That both things were wrapped up inside the Paul Butterfield Blues Band’s East-West, however, is undeniable – and, in the end, this August 1966 triumph became a cornerstone for the group’s belated induction into the Rock & Roll Hall of Fame.



Butterfield, joined on this journey by underrated guitarist Mike Bloomfield, second guitarist Elvin Bishop, bassist Jerome Arnold, keyboardist Mark Naftalin and drummer Billy Davenport, is captured in a dead run on the back cover of East-West. It’s an indelible image, both because of every mind-bending revelation found inside this Elektra recording, but also because of what we now know about the doomed harpist.

Dead at 44, Paul Butterfield’s genius for stretching the typically staid genre of the blues was only matched by his appetite for destruction. And yet, before drugs and drink ruined him, Butterfield helped conceive this, put together a band to convey this, and then gave it to history.

As sad as Butterfield’s ultimate end remains, East-West opened doors not just for the blues, but all of rock. He stirred in raga and jazz, he led the others on searing flights of fancy, he played the harmonica with a fire and wit that drew favorable comparisons to Sonny Boy Williamson II and Little Walter Jacobs.

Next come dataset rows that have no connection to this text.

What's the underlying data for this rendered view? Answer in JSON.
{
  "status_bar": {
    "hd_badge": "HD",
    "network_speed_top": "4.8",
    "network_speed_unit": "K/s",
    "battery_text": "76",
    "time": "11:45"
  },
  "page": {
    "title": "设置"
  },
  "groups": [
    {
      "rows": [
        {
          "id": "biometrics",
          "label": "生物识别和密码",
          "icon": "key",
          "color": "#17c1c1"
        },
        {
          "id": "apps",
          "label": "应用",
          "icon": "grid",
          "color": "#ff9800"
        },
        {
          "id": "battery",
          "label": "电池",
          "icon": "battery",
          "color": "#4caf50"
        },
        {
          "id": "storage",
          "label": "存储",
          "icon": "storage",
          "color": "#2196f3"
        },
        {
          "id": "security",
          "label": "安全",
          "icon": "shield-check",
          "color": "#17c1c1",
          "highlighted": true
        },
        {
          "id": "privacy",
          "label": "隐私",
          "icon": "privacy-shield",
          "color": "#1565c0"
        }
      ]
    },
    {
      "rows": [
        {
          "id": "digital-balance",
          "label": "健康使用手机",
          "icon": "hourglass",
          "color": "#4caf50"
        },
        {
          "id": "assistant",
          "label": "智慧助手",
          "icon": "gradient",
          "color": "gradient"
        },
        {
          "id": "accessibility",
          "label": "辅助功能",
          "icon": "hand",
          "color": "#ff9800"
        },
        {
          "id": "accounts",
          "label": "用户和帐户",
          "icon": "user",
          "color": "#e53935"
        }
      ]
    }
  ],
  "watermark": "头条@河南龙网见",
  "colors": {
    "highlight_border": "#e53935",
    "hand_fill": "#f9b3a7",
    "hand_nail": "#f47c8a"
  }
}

In no small way, rock and blues existed only before East-West and after East-West. This album kicked down the doors of convention, in particular with its Eastern influences and long-form jams, to a degree that both genres were absorbed in the aftershocks for years. Call that time, AEW.

Sadly, however, much of this brilliant artistry has long been buried in a woolen original mix, and even worse compact-disc transfers. For years, Butterfield’s achievements here, his striking interplay with Bloomfield, Naftalin and Bishop, all of them doing things that had never been done (and doing it with a fearless abandon) badly needed a remix. When Audio Fidelity’s update finally arrived, decades later, East-West never sounded better – never more present, never more alive.

In the end, there remains no better path to understanding what Paul Butterfield meant, and why he ultimately joined the Rock Hall.